Par des mémoires en défense, enregistrés le 28 novembre 2023, le 22 mars 2024 et le 25 juin 2024, la présidente de l’université Paris 1 Panthéon Sorbonne conclut au rejet de la requête.
Elle soutient que les moyens soulevés par M. A ne sont pas fondés.
Vu les autres pièces du dossier.
Vu :
— le code de l’éducation ;
— le code de justice administrative.
Les parties ont été régulièrement averties du jour de l’audience.
Ont été entendus au cours de l’audience publique :
— le rapport de M. Lenoir,
— les conclusions de M. Guiader, rapporteur public,
— et les observations de M. J, représentant la présidente de l’université Paris 1 Panthéon Sorbonne.
Considérant ce qui suit :
1. M. A était inscrit en première année de licence de droit au sein du parcours « Collège de droit de la Sorbonne » de l’université Paris 1 Panthéon Sorbonne au titre de l’année universitaire 2022-2023. Par courrier du 6 avril 2023, M. A a été informé par le président de la section disciplinaire du conseil académique compétente à l’égard des usagers de l’ouverture d’une procédure disciplinaire à son égard, sur saisine de la présidente de l’université en date du 21 mars 2023. A l’issue de la réunion de la commission de discipline en date du 22 mai 2023, par une décision en date du 23 juin 2023, notifiée par la présidente de la section disciplinaire par un courrier du même jour, cette autorité a prononcé à l’encontre de M. A une mesure d’exclusion avec sursis de l’établissement pour une durée de dix-huit mois, affichée dans l’établissement et publiée sur son espace « intranet » de façon anonymisée. Par la requête susvisée, M. A demande l’annulation de cette décision.
Sur la régularité de la procédure :
2. En premier lieu, aux termes de l’article R. 811-10 du code de l’éducation : « Le conseil académique, constitué en section disciplinaire conformément à l’article L. 811-5, est compétent pour prononcer des sanctions à l’égard des usagers de l’université, dans les conditions et selon la procédure prévues aux articles R. 811-11 à R. 811-42 ». L’article R. 811-20 du même code dispose que : « Les affaires sont examinées par une commission de discipline. Le président de la section disciplinaire désigne les membres de la commission de discipline selon un rôle qu’il établit. La commission comprend huit membres, dont deux membres appartenant à chacun des collèges définis aux 1° et 2° de l’article R. 811-14 et quatre membres appartenant au collège défini au 3° du même article ». Aux termes de l’article R. 811-22 de ce code : « Nul ne peut siéger dans une commission de discipline s’il existe une raison objective de mettre en doute son impartialité. Le membre d’une commission de discipline qui estime devoir s’abstenir est remplacé par un membre du même collège désigné par le président de la section disciplinaire. / L’usager peut récuser un membre de la commission de discipline. Si celle-ci fait droit à sa demande, le membre concerné est remplacé par un membre du même collège désigné par le président de la section disciplinaire ».

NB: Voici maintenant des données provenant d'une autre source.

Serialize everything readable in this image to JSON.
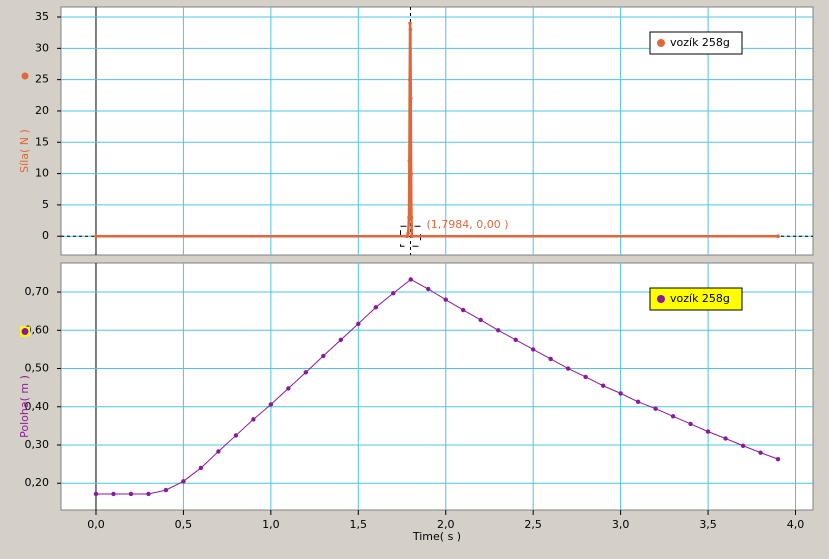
{
  "chart_data": [
    {
      "type": "line",
      "y_label": "Síla( N )",
      "color": "#e0673a",
      "grid": true,
      "xlim": [
        -0.2,
        4.1
      ],
      "ylim": [
        -3,
        36.6
      ],
      "yticks": [
        0,
        5,
        10,
        15,
        20,
        25,
        30,
        35
      ],
      "legend": "upper right",
      "legend_fill": "#ffffff",
      "series": [
        {
          "name": "vozík 258g",
          "color": "#e0673a",
          "x": [
            0.0,
            1.78,
            1.785,
            1.79,
            1.792,
            1.794,
            1.796,
            1.798,
            1.8,
            1.802,
            1.804,
            1.806,
            3.9
          ],
          "values": [
            0,
            0,
            0.5,
            3,
            12,
            25,
            34,
            33,
            22,
            10,
            3,
            0,
            0
          ]
        }
      ],
      "cursor": {
        "x": 1.7984,
        "y": 0,
        "label": "(1,7984, 0,00 )"
      }
    },
    {
      "type": "line",
      "x_label": "Time( s )",
      "y_label": "Poloha( m )",
      "color": "#8b1a9b",
      "grid": true,
      "xlim": [
        -0.2,
        4.1
      ],
      "ylim": [
        0.13,
        0.776
      ],
      "xticks": [
        {
          "value": 0,
          "label": "0,0"
        },
        {
          "value": 0.5,
          "label": "0,5"
        },
        {
          "value": 1,
          "label": "1,0"
        },
        {
          "value": 1.5,
          "label": "1,5"
        },
        {
          "value": 2,
          "label": "2,0"
        },
        {
          "value": 2.5,
          "label": "2,5"
        },
        {
          "value": 3,
          "label": "3,0"
        },
        {
          "value": 3.5,
          "label": "3,5"
        },
        {
          "value": 4,
          "label": "4,0"
        }
      ],
      "yticks": [
        {
          "value": 0.2,
          "label": "0,20"
        },
        {
          "value": 0.3,
          "label": "0,30"
        },
        {
          "value": 0.4,
          "label": "0,40"
        },
        {
          "value": 0.5,
          "label": "0,50"
        },
        {
          "value": 0.6,
          "label": "0,60"
        },
        {
          "value": 0.7,
          "label": "0,70"
        }
      ],
      "legend": "upper right",
      "legend_fill": "#ffff00",
      "series": [
        {
          "name": "vozík 258g",
          "color": "#8b1a9b",
          "x": [
            0.0,
            0.1,
            0.2,
            0.3,
            0.4,
            0.5,
            0.6,
            0.7,
            0.8,
            0.9,
            1.0,
            1.1,
            1.2,
            1.3,
            1.4,
            1.5,
            1.6,
            1.7,
            1.8,
            1.9,
            2.0,
            2.1,
            2.2,
            2.3,
            2.4,
            2.5,
            2.6,
            2.7,
            2.8,
            2.9,
            3.0,
            3.1,
            3.2,
            3.3,
            3.4,
            3.5,
            3.6,
            3.7,
            3.8,
            3.9
          ],
          "values": [
            0.172,
            0.172,
            0.172,
            0.172,
            0.182,
            0.205,
            0.24,
            0.283,
            0.325,
            0.367,
            0.406,
            0.448,
            0.49,
            0.533,
            0.575,
            0.617,
            0.66,
            0.697,
            0.733,
            0.708,
            0.68,
            0.653,
            0.627,
            0.6,
            0.575,
            0.55,
            0.525,
            0.5,
            0.478,
            0.455,
            0.435,
            0.413,
            0.395,
            0.375,
            0.355,
            0.335,
            0.317,
            0.298,
            0.28,
            0.263
          ]
        }
      ]
    }
  ]
}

3. M. A soutient que M. H ne pouvait siéger au sein de la commission de discipline en charge de l’examen de l’affaire le concernant sans que ne soit méconnu le principe d’impartialité. Toutefois, la circonstance que M. H soit élu du syndicat PULS, dont M. A soutient qu’il entretenait une inimitié avec son père, et responsable du département de langues de l’université, à la forte capacité de nuisance, n’est, en elle-même, pas susceptible de constituer une raison objective de mettre en doute son impartialité quant à l’affaire dont était saisie la commission de discipline. Le moyen doit par suite être écarté.

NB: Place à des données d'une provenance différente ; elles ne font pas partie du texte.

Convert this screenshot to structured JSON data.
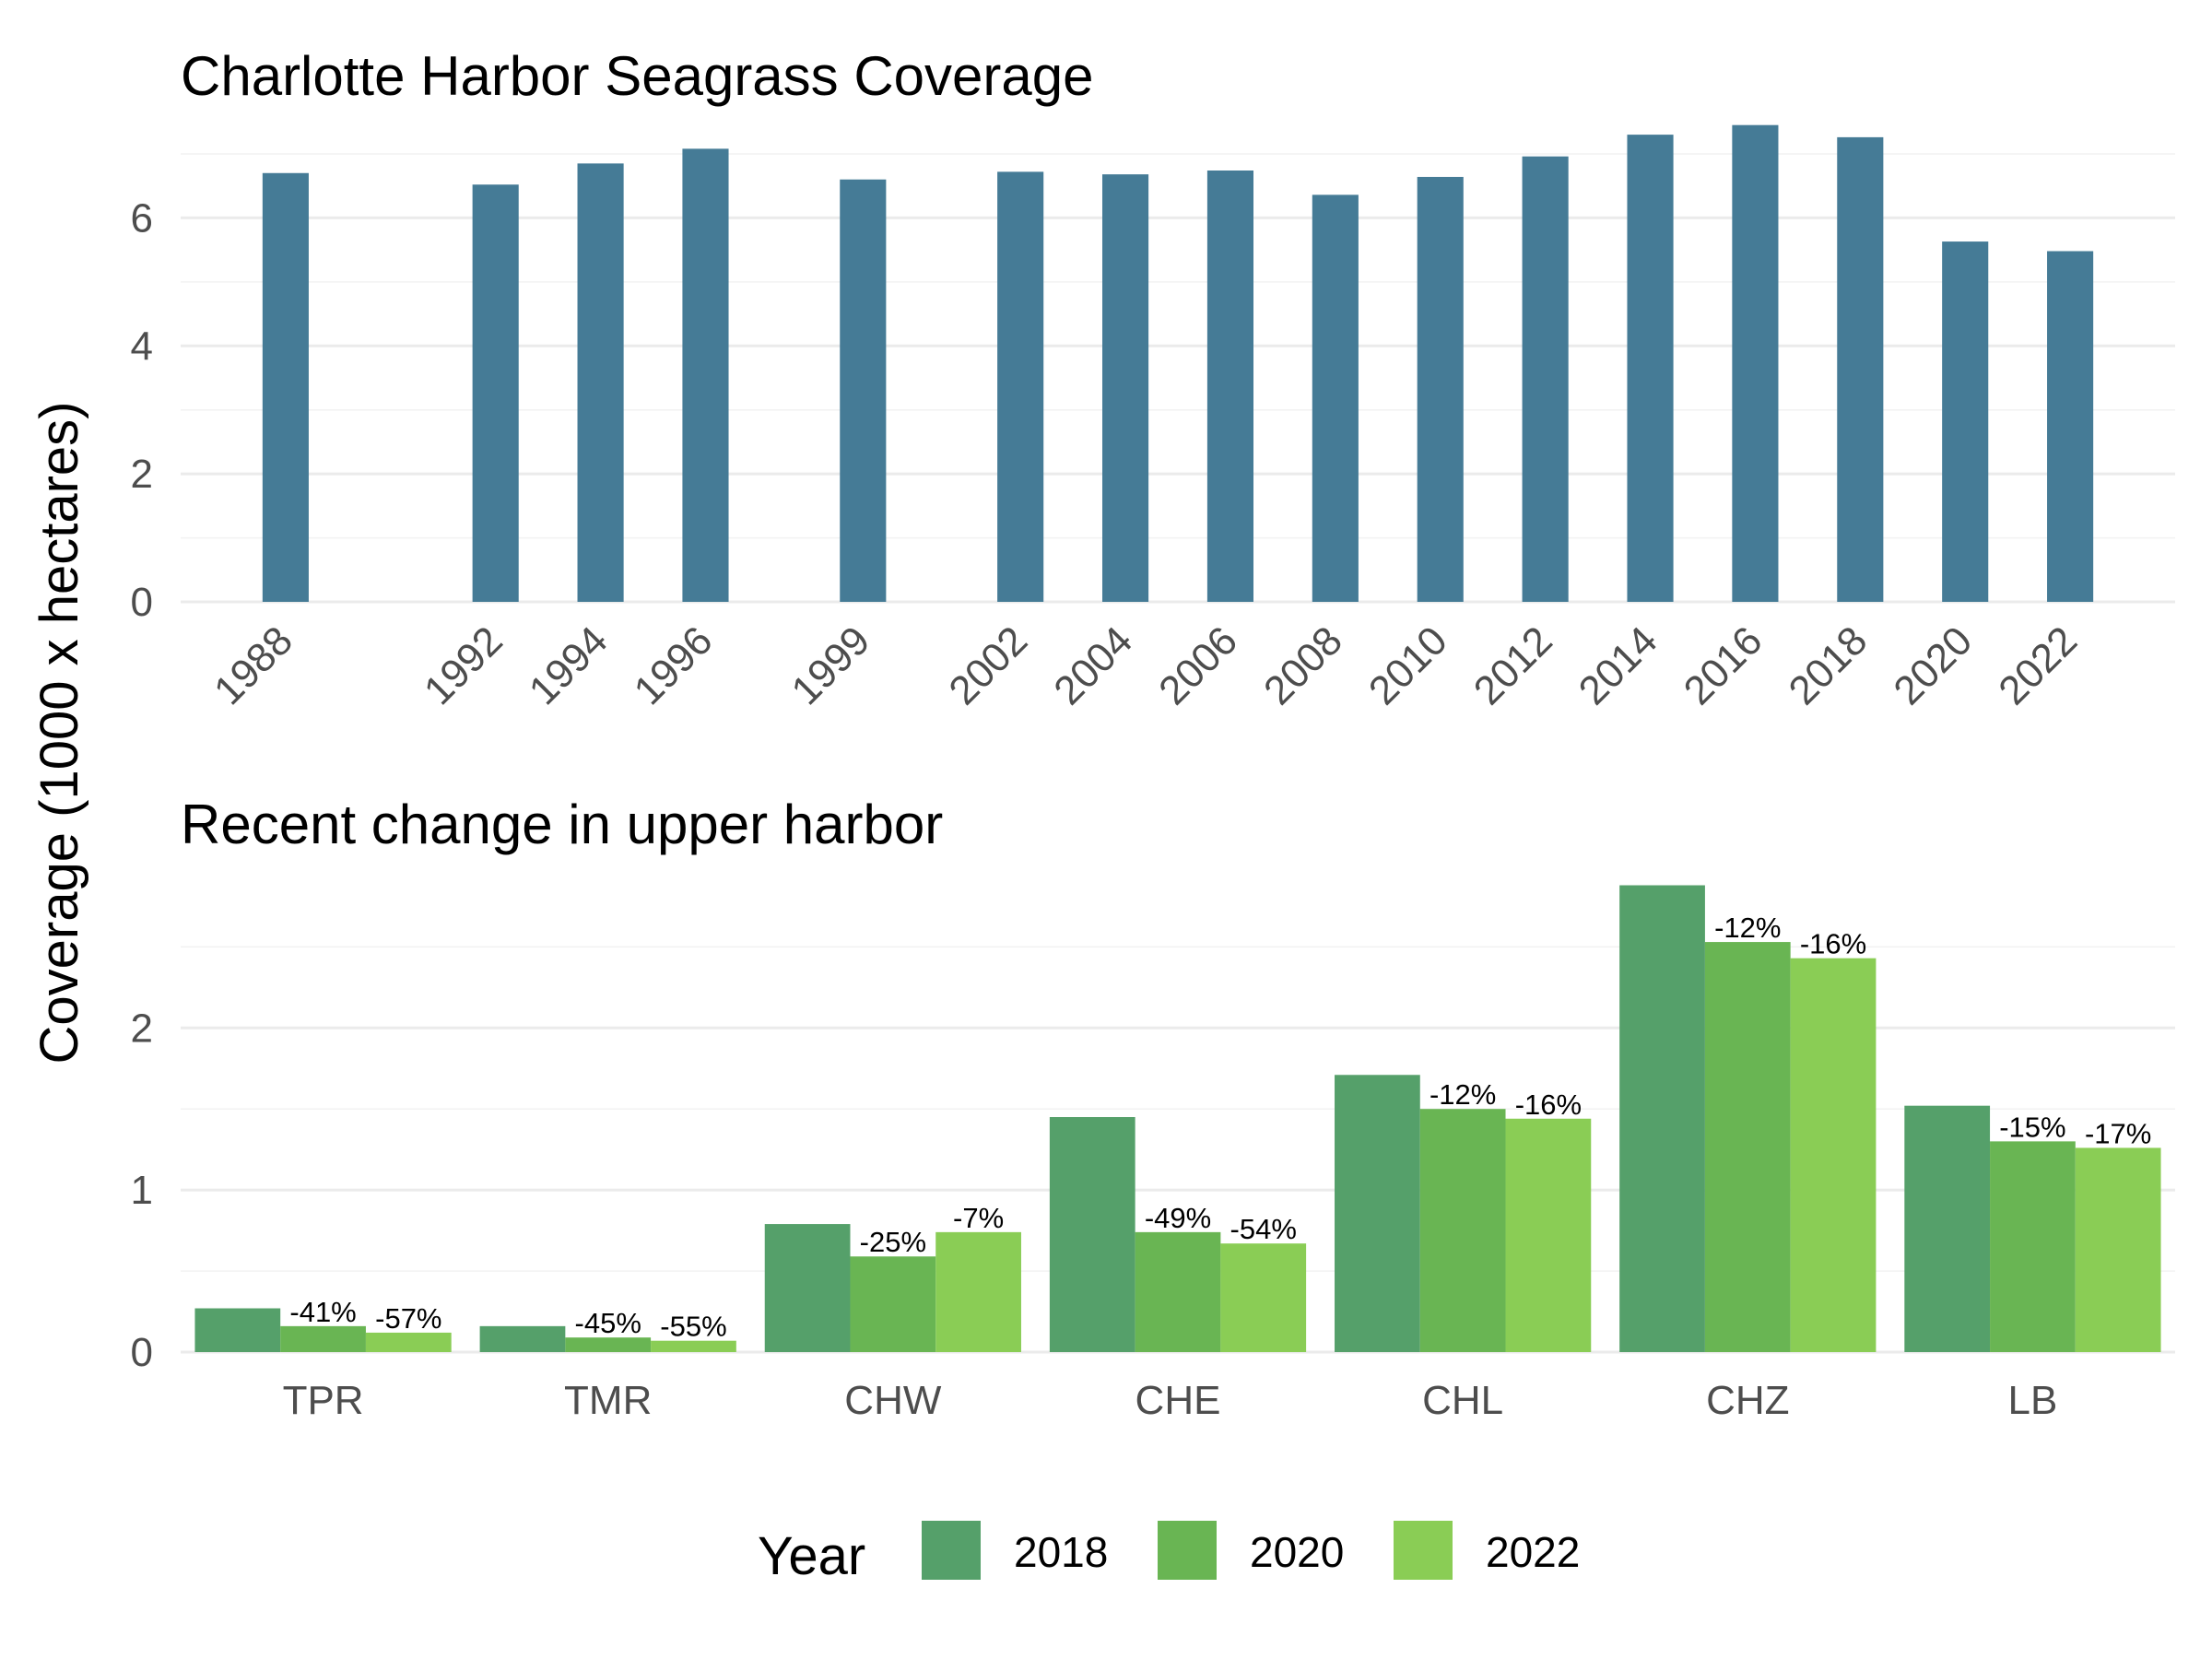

4. En deuxième lieu, aux termes de l’article R. 811-29 du code de l’éducation : « Les rapporteurs instruisent l’affaire, pendant un délai qui ne peut excéder deux mois, par tous les moyens qu’ils jugent propres à les éclairer. Ils recueillent les observations écrites de l’intéressé, qu’ils peuvent convoquer. Ils l’entendent sur sa demande. Ils peuvent procéder à toutes les autres auditions et consultations qu’ils estiment utiles. Toute personne ayant la qualité de témoin et qui s’estime lésée par les agissements de l’usager poursuivi peut se faire assister de la personne de son choix. En l’absence du rapporteur adjoint, le rapporteur peut procéder seul à l’ensemble de ces actes d’instruction. / Le rapport d’instruction comporte l’exposé des faits ainsi que les observations présentées, le cas échéant, par le président de l’université et par la personne poursuivie. Il est transmis au président de la commission de discipline, qui peut demander aux rapporteurs de poursuivre l’instruction s’il estime que l’affaire n’est pas en état d’être examinée par la commission de discipline, notamment en raison d’éléments nouveaux portés à la connaissance de la section disciplinaire. / Le rapport d’instruction et les pièces du dossier sont tenus à la disposition de la personne poursuivie et du président de l’université, de leur conseil et des membres de la commission de discipline pendant la période d’au moins dix jours prévue au premier alinéa de l’article R. 811-31 ».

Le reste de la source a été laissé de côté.